If Massachusetts approves the Fair Share Amendment, we can not only restore the MBTA and our transportation infrastructure at large to their prior pre-COVID state but build an environment even better than what we had. Hundreds of new train cars, thousands of feet of new rail, and the elimination of slow zones are all entirely achievable within the possibilities of the Fair Share Amendment. Additionally, our state could finally get serious about connecting Western and Eastern Massachusetts through rail, which would stimulate our economy and create new, well-paying jobs.
Building a fast, reliable, and safe transportation infrastructure is not only important because thousands of Bay State residents rely on it for their security and prosperity, but also because it is an essential step in combating climate change and transitioning into a post-carbon world. According to the New York Times: "Public transit offers a relatively simple way for cities to lower their greenhouse gas emissions, not to mention a way to improve air quality, noise, and congestion." As you can imagine, one hundred commuters on a train or bus emit significantly less carbon dioxide into our atmosphere than one hundred commuters in cars.
But in order to convince a meaningful segment of the population to make this change, we must ensure that the alternative is genuinely desirable. Many people do not live close enough to public transportation for the switch to be viable, not to mention the commuters who simply find public transportation to be inconvenient, uncomfortable, or unreliable.
The Fair Share Amendment can help create the circumstances in which commuters can find public transportation as an attractive alternative to their carbon-contributing ways.
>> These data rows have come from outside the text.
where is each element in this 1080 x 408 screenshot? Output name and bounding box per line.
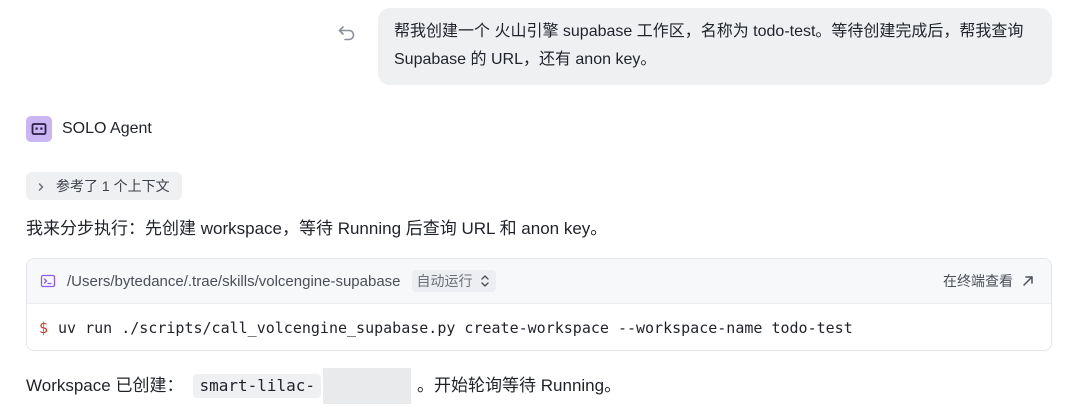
- agent-plan-text: 我来分步执行：先创建 workspace，等待 Running 后查询 URL …: [26, 219, 608, 238]
- shell-command: uv run ./scripts/call_volcengine_supabas…: [58, 318, 853, 337]
- open-in-terminal-button[interactable]: 在终端查看: [943, 271, 1035, 291]
- open-in-terminal-label: 在终端查看: [943, 273, 1013, 289]
- terminal-command-card: /Users/bytedance/.trae/skills/volcengine…: [26, 258, 1052, 351]
- workspace-id-code: smart-lilac-: [193, 374, 322, 398]
- user-message-row: 帮我创建一个 火山引擎 supabase 工作区，名称为 todo-test。等…: [336, 8, 1052, 85]
- terminal-command-line: $ uv run ./scripts/call_volcengine_supab…: [27, 304, 1051, 350]
- terminal-icon: [40, 273, 56, 289]
- terminal-header: /Users/bytedance/.trae/skills/volcengine…: [27, 259, 1051, 304]
- chevron-right-icon: [35, 180, 47, 192]
- chevron-updown-icon: [479, 274, 491, 288]
- context-chip-label: 参考了 1 个上下文: [56, 178, 170, 194]
- run-mode-selector[interactable]: 自动运行: [411, 270, 496, 292]
- status-prefix: Workspace 已创建：: [26, 376, 184, 395]
- agent-name: SOLO Agent: [62, 120, 152, 137]
- workspace-status-line: Workspace 已创建： smart-lilac- 。开始轮询等待 Runn…: [26, 368, 621, 404]
- workspace-id: smart-lilac-: [199, 376, 316, 395]
- arrow-up-right-icon: [1021, 274, 1035, 288]
- agent-header: SOLO Agent: [26, 116, 152, 142]
- redacted-block: [323, 368, 412, 404]
- terminal-working-directory: /Users/bytedance/.trae/skills/volcengine…: [67, 272, 401, 290]
- user-message-bubble: 帮我创建一个 火山引擎 supabase 工作区，名称为 todo-test。等…: [378, 8, 1052, 85]
- run-mode-label: 自动运行: [416, 273, 473, 289]
- agent-avatar-icon: [26, 116, 52, 142]
- shell-prompt: $: [39, 318, 49, 337]
- undo-icon[interactable]: [336, 22, 358, 44]
- context-reference-chip[interactable]: 参考了 1 个上下文: [26, 172, 182, 200]
- status-suffix: 。开始轮询等待 Running。: [417, 376, 622, 395]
By hiring more staff, expanding reach, and removing slowdowns using Question 1 funds, our Commonwealth can contribute importantly to fighting climate change.
For these and many other reasons, which I have left unstated due to time and space constraints, I implore all Boston College students who are registered to vote in Massachusetts to vote "YES" on Question 1, to support the Fair Share Amendment. An affirmative majority on this ballot question will help mend the deep wounds left in our society from the pandemic and rebuild our institutions to even greater heights than we found before.